許蔓「啊」了一聲,這才知道樂陽公主所指為何。

「笑千前幾日正在給媳婦做冬天的鞋襪,緊趕慢趕地累著了,有些不舒服。」她笑着解釋道,「晚上睡覺的時候落枕了,可是她自小啊頸椎不好,一般的小藥效方都試過了,我便託了孫嬤嬤去太醫院找個方子,誰知孫嬤嬤去的時候正巧碰上唐太醫,唐太醫覺得病症特殊便來了府上,一來幫着母親把把平安脈,二來也順手給笑千看看。」許蔓好歹做了快一年的古人,自然懂得尊卑的觀念早已印在這些古人的骨子裏,自然不敢越過樂陽公主反而請了太醫去一個姨娘那裏問診的。

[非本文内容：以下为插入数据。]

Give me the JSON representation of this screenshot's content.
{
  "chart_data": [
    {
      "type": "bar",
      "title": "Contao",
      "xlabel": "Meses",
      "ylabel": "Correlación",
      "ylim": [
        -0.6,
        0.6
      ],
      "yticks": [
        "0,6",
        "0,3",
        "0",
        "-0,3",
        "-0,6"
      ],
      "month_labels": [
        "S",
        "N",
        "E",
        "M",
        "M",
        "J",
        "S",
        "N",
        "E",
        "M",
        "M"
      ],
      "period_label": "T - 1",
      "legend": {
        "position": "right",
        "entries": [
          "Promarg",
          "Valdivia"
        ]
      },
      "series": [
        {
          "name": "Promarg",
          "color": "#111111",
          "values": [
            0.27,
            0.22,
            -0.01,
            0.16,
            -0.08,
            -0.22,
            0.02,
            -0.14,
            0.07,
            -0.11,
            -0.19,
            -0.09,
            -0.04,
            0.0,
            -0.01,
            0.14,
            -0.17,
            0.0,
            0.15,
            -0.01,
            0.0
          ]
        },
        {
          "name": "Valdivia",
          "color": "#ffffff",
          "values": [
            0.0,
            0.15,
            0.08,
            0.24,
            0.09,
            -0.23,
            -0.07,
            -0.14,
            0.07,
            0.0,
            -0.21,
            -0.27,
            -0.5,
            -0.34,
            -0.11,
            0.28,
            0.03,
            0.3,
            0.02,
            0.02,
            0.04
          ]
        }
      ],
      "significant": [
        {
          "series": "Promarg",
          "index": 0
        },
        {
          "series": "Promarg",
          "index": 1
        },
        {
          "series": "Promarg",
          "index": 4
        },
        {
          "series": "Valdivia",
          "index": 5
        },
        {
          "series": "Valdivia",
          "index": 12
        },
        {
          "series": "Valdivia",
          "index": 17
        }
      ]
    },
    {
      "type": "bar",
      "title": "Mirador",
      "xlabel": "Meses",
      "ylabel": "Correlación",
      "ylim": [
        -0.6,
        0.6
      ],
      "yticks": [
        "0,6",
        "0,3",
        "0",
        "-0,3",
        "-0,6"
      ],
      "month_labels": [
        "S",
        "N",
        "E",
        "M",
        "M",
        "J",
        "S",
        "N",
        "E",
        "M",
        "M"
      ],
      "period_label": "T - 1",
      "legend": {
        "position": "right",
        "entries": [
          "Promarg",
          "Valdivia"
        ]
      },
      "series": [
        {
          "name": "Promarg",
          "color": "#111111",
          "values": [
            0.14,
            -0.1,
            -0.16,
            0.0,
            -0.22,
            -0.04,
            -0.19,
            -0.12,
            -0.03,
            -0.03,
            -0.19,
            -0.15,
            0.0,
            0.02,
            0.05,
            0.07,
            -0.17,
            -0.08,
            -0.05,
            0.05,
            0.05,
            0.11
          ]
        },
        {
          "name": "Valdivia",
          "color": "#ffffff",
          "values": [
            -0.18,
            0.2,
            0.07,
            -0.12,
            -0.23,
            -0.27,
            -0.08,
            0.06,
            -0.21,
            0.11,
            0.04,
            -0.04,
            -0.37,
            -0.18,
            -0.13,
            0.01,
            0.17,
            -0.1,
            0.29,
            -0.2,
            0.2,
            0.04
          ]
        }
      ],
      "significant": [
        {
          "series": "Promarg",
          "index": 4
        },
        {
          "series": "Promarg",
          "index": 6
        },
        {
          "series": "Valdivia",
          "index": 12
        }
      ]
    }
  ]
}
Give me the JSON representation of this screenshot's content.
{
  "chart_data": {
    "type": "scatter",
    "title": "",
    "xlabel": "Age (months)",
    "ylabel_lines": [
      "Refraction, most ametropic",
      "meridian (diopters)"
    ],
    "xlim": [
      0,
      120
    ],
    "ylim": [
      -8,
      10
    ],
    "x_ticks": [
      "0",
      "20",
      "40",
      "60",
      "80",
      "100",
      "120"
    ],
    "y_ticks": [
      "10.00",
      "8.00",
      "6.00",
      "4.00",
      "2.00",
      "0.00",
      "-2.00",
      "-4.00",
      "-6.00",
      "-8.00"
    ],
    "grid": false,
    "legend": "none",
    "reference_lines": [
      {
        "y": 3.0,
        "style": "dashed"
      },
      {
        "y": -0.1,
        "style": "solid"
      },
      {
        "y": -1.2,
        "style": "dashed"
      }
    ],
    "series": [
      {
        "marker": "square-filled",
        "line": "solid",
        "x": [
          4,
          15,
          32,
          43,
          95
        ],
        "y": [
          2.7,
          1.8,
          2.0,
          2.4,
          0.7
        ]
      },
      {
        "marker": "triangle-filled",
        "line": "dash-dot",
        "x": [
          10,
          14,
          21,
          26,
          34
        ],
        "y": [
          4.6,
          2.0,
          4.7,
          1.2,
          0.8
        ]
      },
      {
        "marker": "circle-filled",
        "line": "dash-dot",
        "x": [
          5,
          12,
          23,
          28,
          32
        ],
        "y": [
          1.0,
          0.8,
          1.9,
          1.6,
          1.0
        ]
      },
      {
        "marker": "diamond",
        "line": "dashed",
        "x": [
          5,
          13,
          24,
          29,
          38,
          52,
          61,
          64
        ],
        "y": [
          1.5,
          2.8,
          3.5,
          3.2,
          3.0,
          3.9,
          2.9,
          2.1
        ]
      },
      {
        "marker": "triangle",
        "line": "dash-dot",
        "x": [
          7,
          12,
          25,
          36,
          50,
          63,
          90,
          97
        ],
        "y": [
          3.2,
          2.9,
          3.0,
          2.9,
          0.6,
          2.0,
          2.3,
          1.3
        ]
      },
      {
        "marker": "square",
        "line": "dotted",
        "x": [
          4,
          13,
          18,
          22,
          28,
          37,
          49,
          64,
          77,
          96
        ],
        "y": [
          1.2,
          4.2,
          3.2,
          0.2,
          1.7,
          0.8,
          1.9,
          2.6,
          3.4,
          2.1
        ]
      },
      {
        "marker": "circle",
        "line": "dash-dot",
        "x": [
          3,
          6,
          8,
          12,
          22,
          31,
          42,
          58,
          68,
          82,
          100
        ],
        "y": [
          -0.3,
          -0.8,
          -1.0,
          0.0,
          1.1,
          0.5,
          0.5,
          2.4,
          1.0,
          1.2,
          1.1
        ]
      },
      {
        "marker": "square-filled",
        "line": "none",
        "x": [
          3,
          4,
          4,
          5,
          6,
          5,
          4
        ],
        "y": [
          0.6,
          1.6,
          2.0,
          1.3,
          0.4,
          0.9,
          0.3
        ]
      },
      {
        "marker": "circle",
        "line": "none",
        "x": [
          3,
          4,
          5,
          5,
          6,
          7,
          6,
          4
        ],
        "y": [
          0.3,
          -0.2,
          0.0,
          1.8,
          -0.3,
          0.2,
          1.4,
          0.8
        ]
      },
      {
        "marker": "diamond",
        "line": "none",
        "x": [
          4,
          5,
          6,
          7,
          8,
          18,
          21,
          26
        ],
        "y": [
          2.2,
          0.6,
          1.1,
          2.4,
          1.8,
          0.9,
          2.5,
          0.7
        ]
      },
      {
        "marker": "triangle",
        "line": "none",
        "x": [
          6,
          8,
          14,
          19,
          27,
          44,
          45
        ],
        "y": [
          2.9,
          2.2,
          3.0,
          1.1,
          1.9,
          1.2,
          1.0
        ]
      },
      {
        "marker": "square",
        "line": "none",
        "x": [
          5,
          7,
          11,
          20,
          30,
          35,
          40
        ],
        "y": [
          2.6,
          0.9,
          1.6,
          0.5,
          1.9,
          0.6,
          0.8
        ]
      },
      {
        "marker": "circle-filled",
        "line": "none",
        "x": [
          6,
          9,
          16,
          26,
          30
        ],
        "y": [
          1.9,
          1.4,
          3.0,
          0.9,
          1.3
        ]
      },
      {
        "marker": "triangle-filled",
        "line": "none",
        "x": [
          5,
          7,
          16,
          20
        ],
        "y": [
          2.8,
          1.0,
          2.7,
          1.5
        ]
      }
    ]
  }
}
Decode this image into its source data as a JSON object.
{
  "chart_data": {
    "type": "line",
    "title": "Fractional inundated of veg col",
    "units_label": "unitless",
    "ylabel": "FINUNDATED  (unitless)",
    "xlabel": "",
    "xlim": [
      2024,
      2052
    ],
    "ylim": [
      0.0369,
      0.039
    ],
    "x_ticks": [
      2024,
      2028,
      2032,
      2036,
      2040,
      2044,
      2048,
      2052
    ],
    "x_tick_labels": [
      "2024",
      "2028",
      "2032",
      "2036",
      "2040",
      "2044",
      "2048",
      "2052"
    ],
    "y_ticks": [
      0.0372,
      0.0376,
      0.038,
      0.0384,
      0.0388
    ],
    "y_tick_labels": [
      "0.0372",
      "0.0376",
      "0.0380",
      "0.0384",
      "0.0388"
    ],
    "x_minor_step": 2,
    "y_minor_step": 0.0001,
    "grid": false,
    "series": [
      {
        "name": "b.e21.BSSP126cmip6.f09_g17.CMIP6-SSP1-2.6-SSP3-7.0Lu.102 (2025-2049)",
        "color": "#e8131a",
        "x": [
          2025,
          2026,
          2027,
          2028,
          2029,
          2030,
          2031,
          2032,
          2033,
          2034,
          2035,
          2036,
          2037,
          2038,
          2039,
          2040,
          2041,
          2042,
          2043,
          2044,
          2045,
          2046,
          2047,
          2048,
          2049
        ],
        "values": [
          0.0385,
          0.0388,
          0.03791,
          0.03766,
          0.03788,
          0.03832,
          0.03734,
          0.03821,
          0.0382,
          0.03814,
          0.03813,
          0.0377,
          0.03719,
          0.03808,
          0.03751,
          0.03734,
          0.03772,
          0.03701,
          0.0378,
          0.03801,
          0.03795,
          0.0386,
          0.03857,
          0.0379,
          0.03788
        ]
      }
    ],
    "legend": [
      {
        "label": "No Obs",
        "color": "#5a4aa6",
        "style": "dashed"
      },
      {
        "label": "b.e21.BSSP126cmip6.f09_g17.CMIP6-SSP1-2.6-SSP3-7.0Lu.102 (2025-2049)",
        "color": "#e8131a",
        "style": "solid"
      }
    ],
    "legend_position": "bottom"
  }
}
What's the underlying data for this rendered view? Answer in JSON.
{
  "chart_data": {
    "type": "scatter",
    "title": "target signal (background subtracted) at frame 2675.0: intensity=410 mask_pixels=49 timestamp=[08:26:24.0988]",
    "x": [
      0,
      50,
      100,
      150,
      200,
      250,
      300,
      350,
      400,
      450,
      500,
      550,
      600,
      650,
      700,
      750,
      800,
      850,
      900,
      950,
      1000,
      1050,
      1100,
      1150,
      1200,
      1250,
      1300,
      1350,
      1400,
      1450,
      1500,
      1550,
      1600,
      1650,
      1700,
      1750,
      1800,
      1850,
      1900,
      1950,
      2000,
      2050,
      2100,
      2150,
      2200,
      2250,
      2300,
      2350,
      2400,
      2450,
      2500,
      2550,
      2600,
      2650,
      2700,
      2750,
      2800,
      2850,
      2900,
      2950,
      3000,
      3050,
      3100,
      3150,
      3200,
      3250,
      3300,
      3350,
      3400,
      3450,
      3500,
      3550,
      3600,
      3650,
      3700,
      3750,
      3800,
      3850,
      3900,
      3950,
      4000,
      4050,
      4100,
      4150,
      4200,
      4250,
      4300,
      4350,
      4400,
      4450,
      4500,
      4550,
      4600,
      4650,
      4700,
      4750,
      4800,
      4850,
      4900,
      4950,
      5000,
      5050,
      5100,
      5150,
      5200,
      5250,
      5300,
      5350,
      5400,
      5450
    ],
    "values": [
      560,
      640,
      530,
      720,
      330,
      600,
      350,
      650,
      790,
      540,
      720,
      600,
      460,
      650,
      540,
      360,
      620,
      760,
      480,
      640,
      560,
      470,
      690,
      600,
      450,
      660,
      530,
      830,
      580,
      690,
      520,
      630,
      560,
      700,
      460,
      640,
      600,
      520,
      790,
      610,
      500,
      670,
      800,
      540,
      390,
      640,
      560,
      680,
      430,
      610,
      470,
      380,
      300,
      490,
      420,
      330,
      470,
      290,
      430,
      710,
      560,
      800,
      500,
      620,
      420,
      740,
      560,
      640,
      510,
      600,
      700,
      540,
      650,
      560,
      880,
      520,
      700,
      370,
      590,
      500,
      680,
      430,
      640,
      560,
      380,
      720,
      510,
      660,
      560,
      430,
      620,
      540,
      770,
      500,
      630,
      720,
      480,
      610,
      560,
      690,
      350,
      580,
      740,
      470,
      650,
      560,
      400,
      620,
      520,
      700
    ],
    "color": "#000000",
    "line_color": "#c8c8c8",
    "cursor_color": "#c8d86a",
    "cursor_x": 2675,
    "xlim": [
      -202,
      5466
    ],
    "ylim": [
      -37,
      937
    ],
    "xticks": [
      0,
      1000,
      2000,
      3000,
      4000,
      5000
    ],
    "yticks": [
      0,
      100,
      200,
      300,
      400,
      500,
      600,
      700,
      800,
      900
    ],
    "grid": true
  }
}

樂陽公主還有些不相信。她安插在許蔓院子裏的小丫頭分明說了笑千的癥狀很想是喜脈,作為嫡妻賢惠大度不過是給別人看得,關起門來誰又能真正容得下這樣的事情存在?不過,她並不準備當着這滿屋子的人去駁許蔓的話——事後,她自然會去證實。

樂陽公主一副釋然的樣子,微微笑着把葯一飲而盡。

許蔓忙從顧姨娘手中接過裝着紫紅色的糖浸青棗的甜白素麵小碟遞到樂陽公主面前,用指尖攝了一顆蜜餞,放入口中。

顧姨娘拿了手帕服侍樂陽公主洗了手,許蔓笑道:「劉太醫上次開了五副葯,明就吃完了,今天下午要不要讓人請劉太醫過來,再給母親把把脈象。」

劉太醫是太醫院的一位太醫,擅長看內科和婦科。三年前,太醫院的周太醫告老還鄉后,他就一直給樂陽公主瞧病。

樂陽公主苦笑:「我這病,也就這樣了,開來開去,不外是些十全大補丸的……安安自己和旁人的心罷了!吃不吃都不打緊。

許蔓聽着,眼神一暗。

自她嫁入候府以來,樂陽公主的精神越來越不好,身上也開始出現浮腫的現象,可惜她以前學的是中文,雖然知道這情況不對勁,卻也拿不出什麼具體的措施來,只能幹着急,做些督促樂陽吃藥之類的小事……她也不是對樂陽公主這個便宜婆婆抱着有所求的態度,不過深感她這許多年來被困在這深宅大院裏的艱辛與凄涼,加之許蔓向來「有恩必報,絕不欠情」的性子,樂陽公主也算是幫了她的,她自然要投桃報李的。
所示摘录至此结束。